The consequences being that we put our hearing at risk by either wearing earplugs loosely, or wearing no protection at all.

On the other hand, custom earplugs may be just the thing. Custom fit flat-response earplugs are made by taking an impression of the wearer’s ear canal. A lab then makes an earmold that is comfortable and filters sound better than regular disposable earplugs.

According to the H.E.A.R website, “The [Etymotic Research] ER-15 and ER-25 models are popular with musicians because of a special filter that lets the listener hear music at a safe level without sacrificing quality. Instead of cutting out the high frequencies, musician’s plugs attenuate all the frequencies evenly in relation to your hearing.”

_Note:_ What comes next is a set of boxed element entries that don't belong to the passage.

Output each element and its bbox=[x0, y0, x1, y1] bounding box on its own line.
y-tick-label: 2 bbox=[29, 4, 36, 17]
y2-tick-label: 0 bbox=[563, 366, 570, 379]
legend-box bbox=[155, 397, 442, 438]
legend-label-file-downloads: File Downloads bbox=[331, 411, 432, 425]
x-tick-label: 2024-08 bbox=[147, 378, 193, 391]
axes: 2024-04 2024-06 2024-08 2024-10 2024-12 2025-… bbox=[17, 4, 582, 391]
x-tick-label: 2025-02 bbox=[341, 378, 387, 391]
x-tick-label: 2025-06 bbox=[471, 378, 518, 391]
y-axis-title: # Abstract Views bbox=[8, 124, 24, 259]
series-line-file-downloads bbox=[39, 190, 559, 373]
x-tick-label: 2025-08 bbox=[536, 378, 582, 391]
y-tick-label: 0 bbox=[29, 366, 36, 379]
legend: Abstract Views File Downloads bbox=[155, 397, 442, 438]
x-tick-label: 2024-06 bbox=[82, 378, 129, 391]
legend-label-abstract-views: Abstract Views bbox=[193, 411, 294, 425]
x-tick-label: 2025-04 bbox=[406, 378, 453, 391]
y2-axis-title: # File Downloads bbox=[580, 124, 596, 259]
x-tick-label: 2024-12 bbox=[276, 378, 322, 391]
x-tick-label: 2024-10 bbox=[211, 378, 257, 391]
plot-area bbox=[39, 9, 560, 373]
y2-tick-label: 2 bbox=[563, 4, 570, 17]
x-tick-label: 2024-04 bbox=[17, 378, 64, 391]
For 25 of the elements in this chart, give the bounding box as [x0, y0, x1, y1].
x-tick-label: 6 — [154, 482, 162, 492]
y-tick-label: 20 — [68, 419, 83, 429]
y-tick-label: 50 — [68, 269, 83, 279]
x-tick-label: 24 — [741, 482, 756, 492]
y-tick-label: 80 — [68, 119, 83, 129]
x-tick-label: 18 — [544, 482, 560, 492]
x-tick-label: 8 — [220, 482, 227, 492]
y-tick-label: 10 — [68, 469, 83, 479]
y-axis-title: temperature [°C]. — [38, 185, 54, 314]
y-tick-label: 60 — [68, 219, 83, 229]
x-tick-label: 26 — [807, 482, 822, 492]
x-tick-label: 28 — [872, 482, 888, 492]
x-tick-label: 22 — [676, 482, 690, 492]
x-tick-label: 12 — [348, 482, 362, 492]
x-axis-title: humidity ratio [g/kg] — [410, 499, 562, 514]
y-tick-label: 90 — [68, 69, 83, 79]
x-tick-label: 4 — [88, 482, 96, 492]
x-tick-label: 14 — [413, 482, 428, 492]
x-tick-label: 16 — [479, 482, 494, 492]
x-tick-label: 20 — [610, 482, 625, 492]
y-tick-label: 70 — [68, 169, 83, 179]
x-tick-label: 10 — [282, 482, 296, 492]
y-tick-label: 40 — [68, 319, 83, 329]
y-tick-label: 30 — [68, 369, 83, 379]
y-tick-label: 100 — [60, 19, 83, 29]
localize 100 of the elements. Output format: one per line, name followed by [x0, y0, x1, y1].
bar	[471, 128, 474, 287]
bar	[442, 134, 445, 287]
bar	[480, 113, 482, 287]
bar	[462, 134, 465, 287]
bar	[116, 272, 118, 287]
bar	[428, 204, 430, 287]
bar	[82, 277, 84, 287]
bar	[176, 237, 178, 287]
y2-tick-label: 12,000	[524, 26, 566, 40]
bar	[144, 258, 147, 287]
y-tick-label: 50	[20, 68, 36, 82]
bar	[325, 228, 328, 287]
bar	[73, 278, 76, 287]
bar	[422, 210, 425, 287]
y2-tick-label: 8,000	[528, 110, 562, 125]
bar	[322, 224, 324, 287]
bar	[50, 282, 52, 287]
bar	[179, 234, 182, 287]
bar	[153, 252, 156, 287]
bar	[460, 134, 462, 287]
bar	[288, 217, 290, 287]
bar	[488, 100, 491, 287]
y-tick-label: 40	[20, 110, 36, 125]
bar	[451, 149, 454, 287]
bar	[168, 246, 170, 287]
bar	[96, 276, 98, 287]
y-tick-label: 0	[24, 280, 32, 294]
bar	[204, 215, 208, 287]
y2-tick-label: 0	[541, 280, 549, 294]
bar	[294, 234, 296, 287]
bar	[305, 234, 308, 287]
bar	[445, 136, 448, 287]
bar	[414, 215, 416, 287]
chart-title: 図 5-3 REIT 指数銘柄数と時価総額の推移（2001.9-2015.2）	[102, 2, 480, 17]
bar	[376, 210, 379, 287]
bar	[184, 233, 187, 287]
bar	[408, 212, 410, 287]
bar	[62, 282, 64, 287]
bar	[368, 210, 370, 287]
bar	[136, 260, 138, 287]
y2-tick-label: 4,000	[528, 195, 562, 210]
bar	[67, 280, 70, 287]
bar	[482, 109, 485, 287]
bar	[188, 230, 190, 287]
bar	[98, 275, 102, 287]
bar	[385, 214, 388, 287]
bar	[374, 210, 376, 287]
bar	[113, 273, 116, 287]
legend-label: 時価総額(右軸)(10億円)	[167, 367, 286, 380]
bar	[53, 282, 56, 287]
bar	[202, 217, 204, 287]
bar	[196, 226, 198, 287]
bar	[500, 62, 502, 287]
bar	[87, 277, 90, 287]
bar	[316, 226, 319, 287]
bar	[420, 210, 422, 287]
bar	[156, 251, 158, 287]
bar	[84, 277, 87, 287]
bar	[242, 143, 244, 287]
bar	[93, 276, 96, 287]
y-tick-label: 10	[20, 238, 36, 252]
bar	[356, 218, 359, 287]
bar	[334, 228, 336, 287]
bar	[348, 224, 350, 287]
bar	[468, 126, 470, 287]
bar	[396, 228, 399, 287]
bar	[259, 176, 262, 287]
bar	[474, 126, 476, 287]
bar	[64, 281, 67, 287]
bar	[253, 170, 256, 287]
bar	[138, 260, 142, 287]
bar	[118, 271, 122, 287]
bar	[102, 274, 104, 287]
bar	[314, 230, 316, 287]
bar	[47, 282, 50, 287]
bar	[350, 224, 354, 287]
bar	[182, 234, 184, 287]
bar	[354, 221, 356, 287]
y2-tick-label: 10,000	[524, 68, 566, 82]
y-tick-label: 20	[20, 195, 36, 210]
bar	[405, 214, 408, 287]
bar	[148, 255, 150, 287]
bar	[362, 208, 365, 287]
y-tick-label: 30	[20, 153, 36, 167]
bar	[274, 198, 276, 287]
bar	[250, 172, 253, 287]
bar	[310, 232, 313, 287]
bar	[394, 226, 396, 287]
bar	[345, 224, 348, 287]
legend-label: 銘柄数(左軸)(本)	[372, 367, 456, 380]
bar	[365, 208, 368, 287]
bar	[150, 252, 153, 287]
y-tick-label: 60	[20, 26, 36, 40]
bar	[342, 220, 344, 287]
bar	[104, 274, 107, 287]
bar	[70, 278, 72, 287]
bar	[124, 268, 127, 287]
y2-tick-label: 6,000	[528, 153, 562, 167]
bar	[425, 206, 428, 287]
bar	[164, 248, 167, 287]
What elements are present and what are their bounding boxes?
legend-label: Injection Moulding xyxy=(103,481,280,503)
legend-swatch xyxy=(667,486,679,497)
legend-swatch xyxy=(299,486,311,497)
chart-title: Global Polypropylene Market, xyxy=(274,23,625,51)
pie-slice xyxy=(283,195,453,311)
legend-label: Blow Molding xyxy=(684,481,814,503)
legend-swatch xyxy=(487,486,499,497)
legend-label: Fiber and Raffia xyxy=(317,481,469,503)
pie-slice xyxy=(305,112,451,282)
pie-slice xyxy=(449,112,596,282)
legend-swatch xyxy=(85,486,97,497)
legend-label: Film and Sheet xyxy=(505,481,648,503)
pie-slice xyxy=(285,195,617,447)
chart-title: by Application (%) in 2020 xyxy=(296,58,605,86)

Here are a couple of suggestions. Do this if you want to keep on rockin’ into your golden years:

  1. Turn down the volume! Yes, mix at lower volumes and take regular breaks
  2. Touching 80+ dB? SoundAdvice.info advises that musicians should use hearing protection if their exposure is 80 dB or above
  3. Don’t know how loud it is? Sound level meters are readily available in hardware formats as well as app downloads for your iPhone or Android
  4. Can’t help but be exposed to dangerous noise levels? Give your ears a rest for at least 24 hours after the event
  5. Seeing a health professional and getting your ears checked out at least once a year is also well advised

Be safe!

A musicians hearing is one of our most valuable senses and something that we should not take for granted. Take care of your ears people!